When I make apple pie, I NEVER use packaged pie filling. That would be sacrilege, no touchie!
The only canned pie filling I use, in a serious pinch, is cherry and that's because out of season cherries are expensive and unavailable. Besides, apple pie filling is really not expensive or difficult and you get such a great tasting product from it, you really need to give it a whorl, I must insist that you bake it with loads of love though. It makes a difference, trust me.

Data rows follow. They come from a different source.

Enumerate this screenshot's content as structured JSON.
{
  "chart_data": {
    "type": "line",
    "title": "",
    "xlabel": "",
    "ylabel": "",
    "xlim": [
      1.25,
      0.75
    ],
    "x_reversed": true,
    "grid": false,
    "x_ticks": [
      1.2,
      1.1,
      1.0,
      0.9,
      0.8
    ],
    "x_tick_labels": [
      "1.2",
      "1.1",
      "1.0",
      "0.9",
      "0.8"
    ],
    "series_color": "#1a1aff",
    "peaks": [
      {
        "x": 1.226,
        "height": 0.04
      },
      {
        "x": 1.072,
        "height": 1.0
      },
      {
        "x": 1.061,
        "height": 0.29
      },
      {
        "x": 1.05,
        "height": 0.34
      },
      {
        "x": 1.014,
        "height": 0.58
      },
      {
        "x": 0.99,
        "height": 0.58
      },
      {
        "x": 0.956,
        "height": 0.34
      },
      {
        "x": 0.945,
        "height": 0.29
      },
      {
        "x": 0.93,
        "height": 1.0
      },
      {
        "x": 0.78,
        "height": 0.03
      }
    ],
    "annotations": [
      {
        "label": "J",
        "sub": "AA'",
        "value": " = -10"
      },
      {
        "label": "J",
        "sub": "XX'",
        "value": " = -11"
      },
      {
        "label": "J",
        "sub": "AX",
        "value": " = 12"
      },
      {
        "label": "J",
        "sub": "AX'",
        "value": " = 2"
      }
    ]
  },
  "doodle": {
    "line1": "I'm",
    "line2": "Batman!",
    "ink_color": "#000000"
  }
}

APPLE PIE FILLING FOR GALETTE

Ingredients:
5 Granny Smith Apples (They hold up better when baking)
1 1/2 tsp Ground cinnamon
1/2 tsp Ground Nutmeg
Pinch of ground clove
1/4 Cup REAL apple juice (The brown one, sometimes called apple cider-no alcohol)
1 Tbsp Tapioca starch mixed with some apple juice to form a paste
3 Tbsp Grade B maple syrup
1 Tbsp Organic coconut sugar
1 tsp Vanilla extract 
1/4 Cup cold salted butter
1 Egg mixed with 1 Tbsp milk of choice or water

Method:
Preheat oven to 350 degrees F

-In a bowl mix together apples, cinnamon, nutmeg, clove, maple syrup, vanilla, maple syrup and coconut sugar.

-*In a non-reactive sauce pan, place apple mixture with apple juice. Heat on medium heat and cook for 5 minutes, you don't want mushy apples, just slightly cooked. Then add tapioca mixture and remove from heat while stirring constantly until it thickens. Leave to cool.

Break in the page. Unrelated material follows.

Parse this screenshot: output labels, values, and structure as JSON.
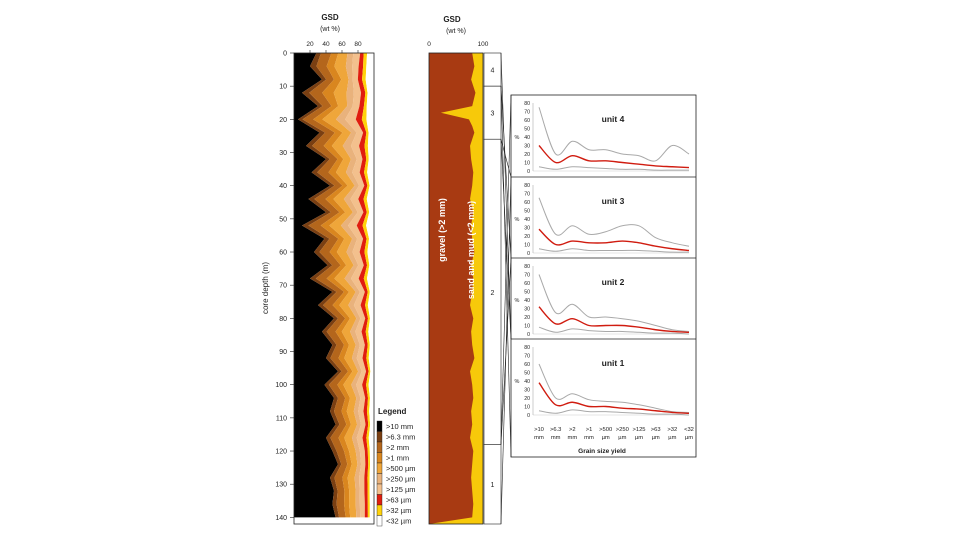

-Between two sheets of parchment paper roll out your dough large enough to accomodate your filling and to 1/2" thickness. Gently remove the top layer of parchment, you can use the bottom layer as parchment to line your sheet for baking.

-Place the dough on a parchment lined cookie sheet that has lipped edges to catch any juices that may run.

-Chill in freezer for 4 minutes.

-Remove from freezer and dot with a few chunks of butter, place apple filling over the butter and in the center of the galette. Some of the juice will run, do not panic, this is normal.

-Quickly dot more butter over the apples and begin to carefully fold in and upwards, the edges of the pastry crust. You fold one part over the next as if closing a sectioned envelope.

-Place the last of the butter on top, then using the egg and a pastry brush, run the egg wash over the outside of the crust to help with browning. You may sprinkle it with a bit of coconut sugar or cane sugar if you like. I only used the egg wash.

-Bake in your preheated oven for 45-60 minutes until it is a nice golden brown.

*If you look at my pictures below, I did not cook my apples in the sauce pan before, I placed them directly in the crust after they were well seasoned up and I had also added the apple juice and tapioca to that mixture before. The reason is, that I am a weirdo and like my apples to be super firm when I eat pie, I am not a fan of apple mush. This means the apples are not as soft as the average person is used to and people who don't like it that way will complain. I think it's leftovers from my Rawfood vegan days, I am used to a snap in my fruit when I bite. If you prefer a more solid apple bite, the Granny Smith's will give that, which is the reason I choose them over red apples like a McIntosh. However, if you want a serious apple bite with a slightly harder texture, then you can make it my way but I suggest cooking it a bit longer so the apples are softer and halfway through, lower the temperature to 325 degrees so you don't burn the crust. Otherwise, follow the original recipe if this is all too much for you. 

                                     Here you can see the simple folding process.

               This is how beautifully she turned out when she was finished baking.

          So scrumptious, nothing says comfort like a wonderful piece of apple pie.